Prosesnya tak mudah, lanjut Fanny. Dia banyak melakukan pendekatan agar Mbah Kus dan Mbah Kam terbiasa dengan kehadiran kamera dan nyaman untuk bercerita di depannya.
Kesabaran Fanny berbuah. Rekaman kehidupan sehari-hari Mbah Kus dan Mbah Kam begitu natural, dari mencuci baju, membungkusi kerupuk, makan, minum obat, menyapa tetangga, hingga naik angkutan umum ke tempat pertemuan komunitas penyintas. Detail gambar, ekspresi, dan percakapan keduanya membangun kisah tentang sebuah kehidupan yang tak mudah, tetapi tak juga membuat menyerah.
Dalam perjalanan pembuatan film, ada hal-hal yang tidak disiapkan Fanny. ”Dokumenter, kan, katanya begitu. Sutradaranya Tuhan. Jadi, aku menyesuaikan. Dinamis saja,” ucapnya sambil tertawa.
Meskipun ada kedekatan emosional dengan tokohnya, Fanny bisa mengambil jarak. Saat pengambilan gambar, kata Fanny, dia tak jarang ikut meneteskan air mata meski harus sering disembunyikannya.

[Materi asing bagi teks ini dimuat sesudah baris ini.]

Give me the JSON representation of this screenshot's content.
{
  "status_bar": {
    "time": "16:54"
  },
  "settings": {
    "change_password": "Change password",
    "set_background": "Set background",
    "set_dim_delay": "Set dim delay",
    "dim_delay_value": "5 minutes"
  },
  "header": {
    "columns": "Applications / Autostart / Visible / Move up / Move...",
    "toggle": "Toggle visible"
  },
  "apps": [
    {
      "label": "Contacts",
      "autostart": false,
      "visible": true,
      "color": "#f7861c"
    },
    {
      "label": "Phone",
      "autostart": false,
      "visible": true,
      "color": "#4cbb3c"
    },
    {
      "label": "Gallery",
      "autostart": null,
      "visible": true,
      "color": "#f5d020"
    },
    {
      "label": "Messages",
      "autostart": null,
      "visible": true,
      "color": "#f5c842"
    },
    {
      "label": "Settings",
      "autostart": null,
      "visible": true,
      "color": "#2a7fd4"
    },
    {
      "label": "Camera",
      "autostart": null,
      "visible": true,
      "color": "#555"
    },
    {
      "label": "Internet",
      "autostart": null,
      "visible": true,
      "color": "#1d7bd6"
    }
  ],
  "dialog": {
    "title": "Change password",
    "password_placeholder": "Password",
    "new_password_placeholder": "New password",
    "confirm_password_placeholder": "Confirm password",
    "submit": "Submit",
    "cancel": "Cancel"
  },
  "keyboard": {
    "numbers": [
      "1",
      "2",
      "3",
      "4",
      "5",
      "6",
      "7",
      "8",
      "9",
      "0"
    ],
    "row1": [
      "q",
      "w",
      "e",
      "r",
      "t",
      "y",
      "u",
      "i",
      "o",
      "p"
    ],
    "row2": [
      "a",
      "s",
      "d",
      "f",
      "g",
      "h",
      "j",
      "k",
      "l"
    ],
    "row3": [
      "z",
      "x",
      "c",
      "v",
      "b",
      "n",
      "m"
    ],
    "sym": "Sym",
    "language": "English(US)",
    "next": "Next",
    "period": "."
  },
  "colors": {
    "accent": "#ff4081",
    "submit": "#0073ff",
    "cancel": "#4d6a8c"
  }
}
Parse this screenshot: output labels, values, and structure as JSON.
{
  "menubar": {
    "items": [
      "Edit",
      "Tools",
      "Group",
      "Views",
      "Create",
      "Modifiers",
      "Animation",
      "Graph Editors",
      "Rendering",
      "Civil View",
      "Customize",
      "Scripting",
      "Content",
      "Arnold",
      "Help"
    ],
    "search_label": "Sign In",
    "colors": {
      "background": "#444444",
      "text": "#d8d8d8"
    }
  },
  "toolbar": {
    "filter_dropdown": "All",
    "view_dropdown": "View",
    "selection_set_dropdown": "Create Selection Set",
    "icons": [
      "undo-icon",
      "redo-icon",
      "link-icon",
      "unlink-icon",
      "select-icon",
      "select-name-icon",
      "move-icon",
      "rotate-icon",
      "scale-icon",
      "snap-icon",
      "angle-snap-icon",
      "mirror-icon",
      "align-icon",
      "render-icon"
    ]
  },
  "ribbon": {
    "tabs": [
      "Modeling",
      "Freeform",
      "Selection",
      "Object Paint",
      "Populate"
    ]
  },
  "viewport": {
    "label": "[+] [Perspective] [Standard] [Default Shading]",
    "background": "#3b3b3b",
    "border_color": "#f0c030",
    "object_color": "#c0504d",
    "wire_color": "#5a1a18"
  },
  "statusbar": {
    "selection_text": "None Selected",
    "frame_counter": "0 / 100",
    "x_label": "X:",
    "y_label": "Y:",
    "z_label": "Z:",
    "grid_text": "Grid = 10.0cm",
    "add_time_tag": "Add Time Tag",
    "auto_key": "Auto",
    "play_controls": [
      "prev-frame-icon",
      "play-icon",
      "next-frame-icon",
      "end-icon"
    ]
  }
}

Tangisan Mbah Kam saat bertutur tentang masa lalu, ditingkahi humor kecil tentang ingatan Mbah Kus yang luntur. Percakapan tentang si teman ini atau teman itu yang masih hidup atau sudah mati, selalu mengundang senyum karena Mbah Kus selalu lupa.
Fanny membungkus puncak ceritanya juga dengan menarik, yakni saat Mbah Kam merawat Mbah Kus yang terus menurun kesehatannya. Meskipun tahu bakal seperti apa akhirnya, Fanny dengan sabar ”menuntun” penonton untuk tidak tergesa-gesa sampai ke sana. Hasilnya adalah rasa tercekat di tenggorokan dan lelehan perlahan air mata di pipi.
Takaran tepat
Meskipun mengaduk-aduk emosi, Fanny tidak membuat film tersebut mengharu biru setiap saat. Tidak terlalu banyak drama yang membuat penonton berurai air mata. Bukan melulu kesedihan yang hendak ditampilkan, melainkan justru kekuatan pribadi dan hubungan tokohnya. Emosi yang hadir pun tepat takarannya.
”Aku menghargai Mbah Kus dan Mbah Kam, jadi enggak mau eksploitatif juga. Mereka memberi akses besar ke ruang privat mereka, tetapi aku pilih secara etika yang mana yang bisa ditampilkan,” tutur Fanny.
Sebab, yang paling mendasar dari film You and I sebenarnya adalah tentang kemanusiaan. Bahwa stigma yang ditempelkan satu manusia pada manusia lain sungguh bisa membawa penderitaan tak terperi. Film ini menjadi pengingat bahwa banyak orang diperlakukan tidak adil akibat stigma tersebut.
Ketika menerima penghargaan atas filmnya, perasaan Fanny bercampur aduk. ”Di satu sisi aku senang, karya ini dihargai. Di sisi lain, aku sedih, enggak bisa berbagi kebahagiaan dengan mereka (Mbah Kam dan Mbah Kus),” ujarnya.
Meskipun demikian, You and I bukan semata tentang Mbah Kam dan Mbah Kus. Ada banyak penyintas tragedi 1965, yang barangkali juga senasib dengan keduanya. Ini untuk mereka juga, imbuh Fanny.